Une baisse de 6% du taux d’occupation des prisons en 2018
« A propos des conditions carcérales, les affirmations contenues dans le rapport ne correspondent pas à la réalité car le taux d’occupation des prisons a diminué. Il est passé de 244% en 2016, à 238% au 31 décembre 2017 », précise le Garde des Sceaux. « Ce taux a encore connu une baisse en 2018 avec 232%, soit une amélioration nette de 6% entre le 31 décembre 2017 au 31 juillet 2018 », note-t-il. Et ajoute que cette baisse du taux d’occupation des prisons s’explique par l’augmentation de la capacité officielle d’accueil des établissements pénitentiaires grâce à des constructions et réhabilitations, l’application des modes d’aménagement des peines comme les libérations conditionnelles avec 1274 détenus condamnés, bénéficiaires entre 2013 et 2017 et les mesures de grâces collectives et 8205 condamnés ont été éligibles entre 2013 à 2017. L’indemnité journalière d’entretien est passée, entre 2013 et 2018, de 600 à 1023 francs par détenu. Le Ministre soutient qu’en 2017, l’Administration pénitentiaire a enregistré, contrairement aux chiffres avancés, un cas de décès par suicide à la MAC de Kaolack. Les autres sont des morts naturelles des suites de maladies médicalement constatées.

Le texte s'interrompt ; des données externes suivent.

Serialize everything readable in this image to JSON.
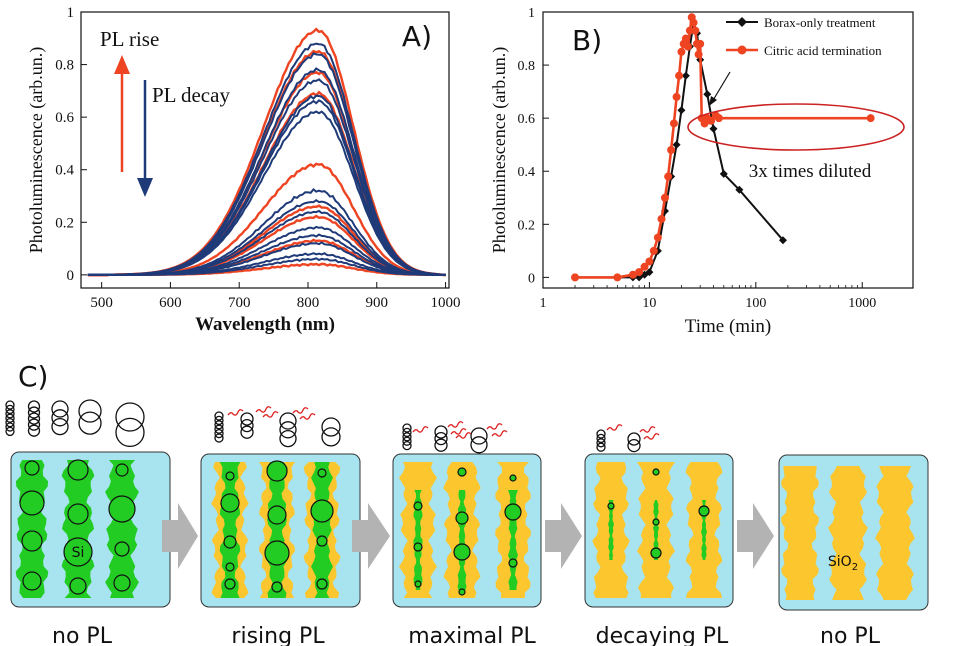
{
  "colors": {
    "red": "#ee4422",
    "blue": "#1f3a78",
    "black": "#111111",
    "green": "#22cc22",
    "yellow": "#fcc62e",
    "water": "#a8e4ef",
    "arrow": "#b3b3b3"
  },
  "panelA": {
    "label": "A)",
    "xlabel": "Wavelength (nm)",
    "ylabel": "Photoluminescence (arb.un.)",
    "rise_label": "PL rise",
    "decay_label": "PL decay"
  },
  "panelB": {
    "label": "B)",
    "xlabel": "Time (min)",
    "ylabel": "Photoluminescence (arb.un.)",
    "annotation": "3x times diluted"
  },
  "panelC": {
    "label": "C)",
    "stages": [
      {
        "caption": "no PL",
        "inner": "Si"
      },
      {
        "caption": "rising PL",
        "inner": ""
      },
      {
        "caption": "maximal PL",
        "inner": ""
      },
      {
        "caption": "decaying PL",
        "inner": ""
      },
      {
        "caption": "no PL",
        "inner": "SiO"
      }
    ],
    "sio2_sub": "2"
  },
  "chart_data": [
    {
      "type": "line",
      "title": "",
      "xlabel": "Wavelength (nm)",
      "ylabel": "Photoluminescence (arb.un.)",
      "xlim": [
        470,
        1005
      ],
      "ylim": [
        -0.05,
        1.0
      ],
      "xticks": [
        500,
        600,
        700,
        800,
        900,
        1000
      ],
      "yticks": [
        0,
        0.2,
        0.4,
        0.6,
        0.8,
        1
      ],
      "peak_wavelength": 815,
      "series": [
        {
          "name": "PL rise",
          "color": "#ee4422",
          "peaks": [
            0.04,
            0.13,
            0.22,
            0.26,
            0.42,
            0.69,
            0.77,
            0.85,
            0.93
          ]
        },
        {
          "name": "PL decay",
          "color": "#1f3a78",
          "peaks": [
            0.88,
            0.84,
            0.78,
            0.74,
            0.68,
            0.66,
            0.62,
            0.32,
            0.28,
            0.24,
            0.18,
            0.15,
            0.12,
            0.08,
            0.06
          ]
        }
      ]
    },
    {
      "type": "line",
      "xscale": "log",
      "xlabel": "Time (min)",
      "ylabel": "Photoluminescence (arb.un.)",
      "xlim": [
        1,
        3000
      ],
      "ylim": [
        -0.04,
        1.0
      ],
      "xticks": [
        1,
        10,
        100,
        1000
      ],
      "yticks": [
        0,
        0.2,
        0.4,
        0.6,
        0.8,
        1
      ],
      "legend_position": "top-right",
      "series": [
        {
          "name": "Borax-only treatment",
          "color": "#111111",
          "marker": "diamond",
          "x": [
            2,
            5,
            7,
            8,
            9,
            10,
            12,
            14,
            16,
            18,
            20,
            22,
            24,
            26,
            28,
            30,
            35,
            40,
            50,
            70,
            180
          ],
          "y": [
            0,
            0,
            0,
            0,
            0.01,
            0.02,
            0.1,
            0.25,
            0.38,
            0.5,
            0.63,
            0.76,
            0.87,
            0.96,
            0.92,
            0.82,
            0.69,
            0.56,
            0.39,
            0.33,
            0.14
          ]
        },
        {
          "name": "Citric acid termination",
          "color": "#ee4422",
          "marker": "circle",
          "x": [
            2,
            5,
            7,
            8,
            9,
            10,
            11,
            12,
            13,
            14,
            15,
            16,
            17,
            18,
            19,
            20,
            21,
            22,
            23,
            24,
            25,
            26,
            27,
            28,
            29,
            30,
            31,
            33,
            35,
            38,
            42,
            45,
            1200
          ],
          "y": [
            0,
            0,
            0.01,
            0.02,
            0.04,
            0.06,
            0.1,
            0.15,
            0.22,
            0.3,
            0.38,
            0.48,
            0.58,
            0.68,
            0.76,
            0.85,
            0.88,
            0.9,
            0.87,
            0.93,
            0.98,
            0.96,
            0.93,
            0.88,
            0.84,
            0.88,
            0.6,
            0.58,
            0.6,
            0.59,
            0.61,
            0.6,
            0.6
          ]
        }
      ]
    }
  ]
}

Les allégations infondées d’Amnesty
« Pour le cas d’Imam Alioune NDAO, Amnesty affirme sans preuve que celui-ci n’a pas bénéficié du traitement médical dont il avait besoin. Il importe aussi de faire comprendre aux rédacteurs du rapport que la durée moyenne des procédures criminelles est de trois ans au moins dans tous les pays respectueux des droits de l’homme. En bouclant la procédure dans un délai de deux ans en dépit de sa complexité et de la pluralité des personnes impliquées, le Sénégal a respecté les délais impartis », souligne Ismaila Madior Fall. Concernant les cas d’impunité allégués dans ledit rapport, le Ministre de la Justice de rappeler que chaque fois que des cas de bavure ou de violence commis par les forces de l’ordre ont été signalés, des enquêtes ont été ouvertes, les responsabilités situées et les auteurs traduits devant les juridictions compétentes. « C’est d’ailleurs les cas pour les dossiers récents concernant le jeune Assane Sarr, décédé dans les locaux du commissariat de Thiaroye, et de l’étudiant Fallou Sène, mort à la suite de manifestations à l’UGB de Saint-Louis. Des enquêtes ont été ouvertes et confiées à la police prévôtale. Celles-ci sont en cours, le parquet compétent attend les résultats pour enclencher les procédures qui s’imposent », rappelle M. Madior Fall. Il signale que le gouvernement a déjà finalisé et soumis au processus d’adoption un projet de loi largement inspiré des Principes de Paris et portant modification de loi n°97-04 du 10 mars 1997, relative au Comité sénégalais des droits de l’homme dans sa volonté de renforcer les Institutions nationales de Droits de l’Homme (INDH).